Diana Di Gioia – One of the best experts on this subject based on the ideXlab platform.

  • Soya lecithin effects on the aerobic biodegradation of polychlorinated biphenyls in an artificially contaminated soil.
    Biotechnology and bioengineering, 2001
    Co-Authors: Fabio Fava, Diana Di Gioia
    Abstract:

    The effects of the phytogenic surfactant soya lecithin (SL) on the aerobic biodegradation of polychlorinated biphenyls (PCBs) spiked into a synthetic soil were studied. Soil was spiked with both biphenyl (4 g/kg) and Fenclor 42 (1,000 mg/kg) and treated in aerobic batch slurry-phase microcosms (17.5% w/v). Microcosms were prepared either with or without the exogenous aerobic PCB-dechlorinating bacterial co-culture ECO3 (inoculum:10(8) CFU/mL). In some inoculated microcosms, SL was added at 15 or 30 g/kg. Indigenous bacteria having the capability of metabolizing biphenyl and 2-Chlorobenzoic Acid were found to develop in the microcosms during the experiment, and were responsible for the significant PCB biodegradation and dechlorination observed in the uninoculated controls. The addition of ECO3 bacteria resulted in only a slight PCB biodegradation increase. In the presence of SL, a higher availability of biphenyl- and chlorobenzoic Acid-degrading bacteria and higher PCB biodegradation and dechlorination yields were observed; the effects increased proportionally with the concentration of the applied SL. A significant decrease of soil ecotoxicity was also revealed in SL-supplemented microcosms. At both concentrations, SL was found to be a good carbon source for both the indigenous and ECO3 bacteria, as well as a product capable of enhancing the PCB bioavailability in the microcosms.
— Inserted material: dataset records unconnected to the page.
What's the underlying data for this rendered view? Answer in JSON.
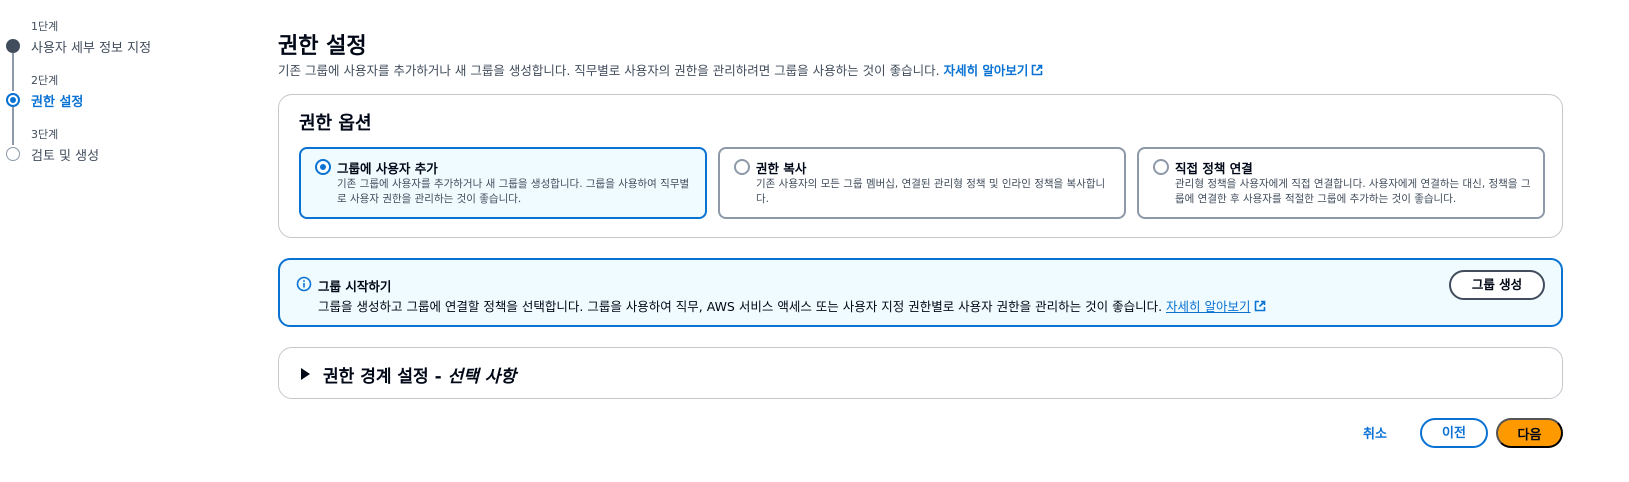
{
  "steps": [
    {
      "number": "1단계",
      "title": "사용자 세부 정보 지정",
      "state": "done"
    },
    {
      "number": "2단계",
      "title": "권한 설정",
      "state": "current"
    },
    {
      "number": "3단계",
      "title": "검토 및 생성",
      "state": "pending"
    }
  ],
  "page": {
    "title": "권한 설정",
    "description": "기존 그룹에 사용자를 추가하거나 새 그룹을 생성합니다. 직무별로 사용자의 권한을 관리하려면 그룹을 사용하는 것이 좋습니다.",
    "learn_more": "자세히 알아보기"
  },
  "options_card": {
    "title": "권한 옵션",
    "options": [
      {
        "label": "그룹에 사용자 추가",
        "description": "기존 그룹에 사용자를 추가하거나 새 그룹을 생성합니다. 그룹을 사용하여 직무별로 사용자 권한을 관리하는 것이 좋습니다.",
        "selected": true
      },
      {
        "label": "권한 복사",
        "description": "기존 사용자의 모든 그룹 멤버십, 연결된 관리형 정책 및 인라인 정책을 복사합니다.",
        "selected": false
      },
      {
        "label": "직접 정책 연결",
        "description": "관리형 정책을 사용자에게 직접 연결합니다. 사용자에게 연결하는 대신, 정책을 그룹에 연결한 후 사용자를 적절한 그룹에 추가하는 것이 좋습니다.",
        "selected": false
      }
    ]
  },
  "info_alert": {
    "title": "그룹 시작하기",
    "description": "그룹을 생성하고 그룹에 연결할 정책을 선택합니다. 그룹을 사용하여 직무, AWS 서비스 액세스 또는 사용자 지정 권한별로 사용자 권한을 관리하는 것이 좋습니다.",
    "learn_more": "자세히 알아보기",
    "button": "그룹 생성"
  },
  "boundary": {
    "title": "권한 경계 설정 -",
    "optional": "선택 사항"
  },
  "footer": {
    "cancel": "취소",
    "previous": "이전",
    "next": "다음"
  },
  "colors": {
    "accent": "#0972d3",
    "primary_button": "#ff9900",
    "text": "#000716"
  }
}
  • Characterization of catechol- and chlorocatechol-degrading activity in the ortho-chlorinated benzoic Acid-degrading Pseudomonas sp. CPE2 strain
    Research in microbiology, 1998
    Co-Authors: Diana Di Gioia, Fabio Fava, F. Baldoni, Leonardo Marchetti
    Abstract:

    Pyrocatechase activity was studied in the Pseudomonas sp. CPE2 strain, which is capable of growing on 2-Chlorobenzoic and 2,5-dichlorobenzoic Acid, giving rise to catechol and 4-chlorocatechol, respectively, as intermediate metabolites. The CPE2 crude extract was found to metabolize both catechol and 4-chlorocatechol. Enzymatic as well as phenotypic studies performed both on this strain and on a mutant strain lacking the chlorocatechol-degrading genes were consistent with the presence of two catechol-cleaving enzymes, one active mainly against catechol (pyrocatechase I) and the other with broader substrate specificity (pyrocatechase II). The latter enzyme also appeared to be induced when CPE2 cells were grown on 2-Chlorobenzoic Acid, thus contributing to catechol metabolism, in addition to pyrocatechase I. Despite the presence of a large plasmid in CPE2 cells, the chlorocatechol-degrading genes, highly homologous to the cls operon, were located on the chromosome. The selection at relatively high frequency of mutant strains with altered growth capabilities and which lacked the chlorocatechol-degrading genes suggests a transposon-like character for these catabolic genes in the CPE2 strain.